23Pas de résolutions définitives à l'issue de cette rencontre consacrée aux mutations médiatiques mais plusieurs constats :
le sport est un marché en pleine expansion. Autrefois sous-estimé dans la hiérarchie de l'information, il est maintenant courtisé par les médias qui reflètent enfin la demande du public ;
le traitement de l'information sportive dépend du support médiatique. Pour la première fois depuis quarante ans, L'Equipe n'est plus le seul quotidien sportif français. L'arrivée de Sport l'oblige à remettre en question son style et ses rapports avec le monde sportif. L'information brute, la performance chiffrée ne suffisent plus. Les problèmes d'argent, de médiatisation, de dopage, de statuts, de violence sont inhérents au sport et ne peuvent plus être ignorés.

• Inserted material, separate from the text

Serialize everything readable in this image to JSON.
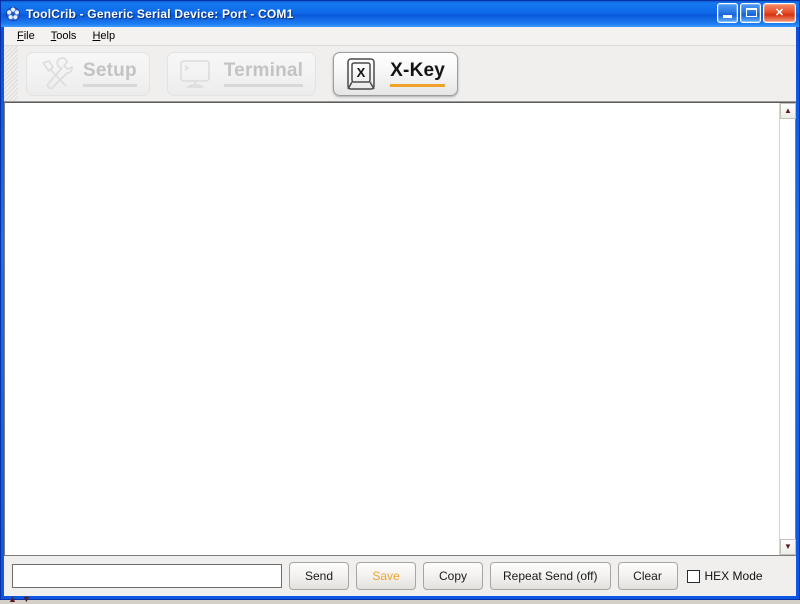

La télévision, elle, perçoit le sport avant tout comme un spectacle. Un spectacle qui coûte cher mais qui, avec la publicité, peut rapporter gros ;
mais la télévision change et le sport change avec elle. La chaîne du foot ne pourra plus être celle du basket. Les téléspectateurs sont plus exigeants et pourront, par l'intermédiaire du péage, choisir leurs programmes sportifs (des programmes qui, satellite oblige, viendront des quatre coins de la planète) ;
le journalisme sportif suit ces évolutions technologiques et financières. Il doit être pluridisciplinaire. La santé, l'argent, le droit du sport intéressent le public et nécessitent des compétences accrues, sans oublier pour autant le billet d’humeur qui est un genre journalistique comme les autres. Le droit de l'information passe aussi par le droit du commentaire ;
sans se substituer aux véritables formateurs (enseignants, éducateurs, entraîneurs), le journaliste doit être conscient de la responsabilité que lui donne la diffusion de ses propos.
24La liste est loin d’être exhaustive, le journalisme sportif de demain progresse aussi par tatonnements mais l'université d’été, en instaurant une réflexion, veut prévenir contre d’éventuels débordements. En sachant que la seule vraie sanction, c’est le public, consommateur de sport, qui la donne.